Message par Bernard » 25 juin 2019, 09:57

Article paru dans Le Messin, 6-7 décembre 1908 :

"De nouveau, ce furent des privations, qui amenaient une aigreur croissante dans les rapports des exilés. Puis, à la fin de 1819, arriva un cuisinier envoyé par Pauline, la sœur préférée de Napoléon. Il s'appelait Jacques Chandelier et il avait des talents. Il avait d'ailleurs été prévenu de la médiocrité de l'installation, à Sainte-Hélène, et il s'était précautionné d'ustensiles pratiques. Mais il était dès lors bien difficile de plaire à Napoléon, miné par le mal. Au demeurant, comme ses prédécesseurs, Chandelier fut cruellement éprouvé par le climat, et il cessa de se piquer d'amour-propre, plus occupé à se soigner qu'à composer des menus de haut goût. Il fut obligé d'abandonner son service. On retombait dans tous les hasards et dans les impatiences fébriles, dans les accès, dans les plaintes de l'Empereur.

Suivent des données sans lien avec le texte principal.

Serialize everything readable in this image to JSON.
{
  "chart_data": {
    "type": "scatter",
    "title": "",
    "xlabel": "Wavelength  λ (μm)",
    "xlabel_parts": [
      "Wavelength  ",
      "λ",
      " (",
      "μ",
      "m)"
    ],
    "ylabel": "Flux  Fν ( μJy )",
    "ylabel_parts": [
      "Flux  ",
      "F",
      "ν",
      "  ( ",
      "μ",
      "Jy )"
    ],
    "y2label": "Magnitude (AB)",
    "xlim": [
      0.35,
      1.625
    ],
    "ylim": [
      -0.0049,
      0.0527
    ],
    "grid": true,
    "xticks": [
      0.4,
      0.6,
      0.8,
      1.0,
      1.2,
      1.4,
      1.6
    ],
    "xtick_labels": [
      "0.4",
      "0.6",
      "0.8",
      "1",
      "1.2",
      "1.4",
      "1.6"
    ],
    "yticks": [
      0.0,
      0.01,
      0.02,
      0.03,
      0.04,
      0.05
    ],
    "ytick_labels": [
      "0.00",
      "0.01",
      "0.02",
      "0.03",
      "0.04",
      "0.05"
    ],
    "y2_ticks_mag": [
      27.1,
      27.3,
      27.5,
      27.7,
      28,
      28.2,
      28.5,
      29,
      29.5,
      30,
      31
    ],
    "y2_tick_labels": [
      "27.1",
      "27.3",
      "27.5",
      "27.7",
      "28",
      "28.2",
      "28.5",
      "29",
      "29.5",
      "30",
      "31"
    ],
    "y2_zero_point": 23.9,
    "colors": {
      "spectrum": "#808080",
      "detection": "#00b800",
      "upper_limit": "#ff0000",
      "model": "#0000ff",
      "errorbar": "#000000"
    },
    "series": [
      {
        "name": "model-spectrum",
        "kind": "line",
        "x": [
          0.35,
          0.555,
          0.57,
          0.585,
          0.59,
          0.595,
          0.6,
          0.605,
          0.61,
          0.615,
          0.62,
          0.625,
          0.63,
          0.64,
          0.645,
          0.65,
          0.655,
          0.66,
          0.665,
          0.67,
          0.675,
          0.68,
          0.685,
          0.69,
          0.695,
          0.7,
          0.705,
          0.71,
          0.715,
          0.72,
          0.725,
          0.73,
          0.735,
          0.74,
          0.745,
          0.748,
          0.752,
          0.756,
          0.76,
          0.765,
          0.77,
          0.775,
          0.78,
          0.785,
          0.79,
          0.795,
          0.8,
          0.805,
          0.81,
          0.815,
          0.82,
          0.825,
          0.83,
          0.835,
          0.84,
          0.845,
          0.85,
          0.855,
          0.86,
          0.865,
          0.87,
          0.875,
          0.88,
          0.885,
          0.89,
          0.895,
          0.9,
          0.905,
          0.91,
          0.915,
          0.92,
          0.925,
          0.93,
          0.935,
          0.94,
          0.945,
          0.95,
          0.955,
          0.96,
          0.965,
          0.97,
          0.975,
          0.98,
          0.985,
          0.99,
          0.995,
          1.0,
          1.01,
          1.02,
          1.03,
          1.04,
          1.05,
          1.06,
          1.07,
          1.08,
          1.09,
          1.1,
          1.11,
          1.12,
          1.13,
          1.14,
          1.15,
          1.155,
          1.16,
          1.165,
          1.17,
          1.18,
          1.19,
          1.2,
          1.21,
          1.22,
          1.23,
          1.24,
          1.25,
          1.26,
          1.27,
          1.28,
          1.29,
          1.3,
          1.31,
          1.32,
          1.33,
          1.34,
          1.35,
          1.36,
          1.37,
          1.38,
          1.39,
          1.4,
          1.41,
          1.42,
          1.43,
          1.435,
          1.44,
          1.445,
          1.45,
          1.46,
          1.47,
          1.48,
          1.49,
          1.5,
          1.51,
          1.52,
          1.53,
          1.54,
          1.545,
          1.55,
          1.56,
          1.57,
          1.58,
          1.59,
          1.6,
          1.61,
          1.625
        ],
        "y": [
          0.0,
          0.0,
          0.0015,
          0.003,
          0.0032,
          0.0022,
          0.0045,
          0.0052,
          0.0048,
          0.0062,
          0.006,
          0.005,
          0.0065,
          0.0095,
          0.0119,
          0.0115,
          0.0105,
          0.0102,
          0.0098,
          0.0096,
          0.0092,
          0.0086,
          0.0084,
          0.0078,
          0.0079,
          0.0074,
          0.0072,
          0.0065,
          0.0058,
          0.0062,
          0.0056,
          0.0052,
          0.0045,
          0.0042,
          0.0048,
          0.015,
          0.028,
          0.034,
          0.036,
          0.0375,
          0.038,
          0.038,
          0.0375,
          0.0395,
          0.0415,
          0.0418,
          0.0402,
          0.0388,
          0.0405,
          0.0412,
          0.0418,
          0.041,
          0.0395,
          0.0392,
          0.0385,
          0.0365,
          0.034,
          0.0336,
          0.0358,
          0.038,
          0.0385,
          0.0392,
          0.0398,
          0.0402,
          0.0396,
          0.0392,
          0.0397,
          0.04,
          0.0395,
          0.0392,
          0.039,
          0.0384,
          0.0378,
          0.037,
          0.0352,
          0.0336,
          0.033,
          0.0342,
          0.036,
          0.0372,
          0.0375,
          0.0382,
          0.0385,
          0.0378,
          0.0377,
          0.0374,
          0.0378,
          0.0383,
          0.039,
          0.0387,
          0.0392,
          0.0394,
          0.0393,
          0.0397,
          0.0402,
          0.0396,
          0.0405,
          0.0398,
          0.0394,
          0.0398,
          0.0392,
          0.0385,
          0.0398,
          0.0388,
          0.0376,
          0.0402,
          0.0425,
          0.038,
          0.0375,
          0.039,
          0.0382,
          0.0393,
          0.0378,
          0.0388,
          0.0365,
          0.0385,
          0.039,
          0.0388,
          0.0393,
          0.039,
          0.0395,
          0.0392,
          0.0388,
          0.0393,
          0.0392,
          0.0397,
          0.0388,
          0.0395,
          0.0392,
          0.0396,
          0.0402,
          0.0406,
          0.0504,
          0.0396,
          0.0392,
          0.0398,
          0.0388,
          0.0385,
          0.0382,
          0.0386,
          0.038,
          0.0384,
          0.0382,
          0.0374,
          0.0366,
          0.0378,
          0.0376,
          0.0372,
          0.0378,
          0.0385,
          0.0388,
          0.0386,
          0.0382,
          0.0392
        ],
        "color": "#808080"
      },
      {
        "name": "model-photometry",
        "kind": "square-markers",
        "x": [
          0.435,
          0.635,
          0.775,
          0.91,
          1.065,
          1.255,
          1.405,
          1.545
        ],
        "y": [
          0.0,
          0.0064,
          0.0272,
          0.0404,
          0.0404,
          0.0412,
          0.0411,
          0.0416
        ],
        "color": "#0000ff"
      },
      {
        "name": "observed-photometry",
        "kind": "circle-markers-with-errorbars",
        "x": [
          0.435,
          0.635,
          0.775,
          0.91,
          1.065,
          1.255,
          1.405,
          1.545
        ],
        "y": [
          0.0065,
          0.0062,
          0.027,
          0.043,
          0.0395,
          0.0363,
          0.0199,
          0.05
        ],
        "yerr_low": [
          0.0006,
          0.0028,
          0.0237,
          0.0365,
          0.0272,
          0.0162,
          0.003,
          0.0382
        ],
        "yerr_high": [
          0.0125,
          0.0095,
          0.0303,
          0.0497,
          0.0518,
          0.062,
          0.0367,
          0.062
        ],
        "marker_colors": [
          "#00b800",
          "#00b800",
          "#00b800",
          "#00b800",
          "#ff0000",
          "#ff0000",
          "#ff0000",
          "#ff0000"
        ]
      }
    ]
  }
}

"Les autorités anglaises mirent tant d'obstacles à l'arrivée de deux autres cuisiniers mandés d'Europe, un certain Peyrusset et un cousin de Chandelier, que, lorsqu'ils débarquèrent, leurs soins étaient devenus inutiles: la mort avait fait son œuvre. Cette histoire des cuisiniers de l'exilé ne contribue pas peu à peindre les misères de Sainte-Hélène. Les autres, plus grandioses et plue tragiques, ont été retenues par la postérité ; mais peut-être, parfois, n'y a-t-il rien de plus expressif et de plus significatif que ces particularités qui semblent précisément médiocres et terre à terre quand il s'agit des péripéties d'une existence de héros..."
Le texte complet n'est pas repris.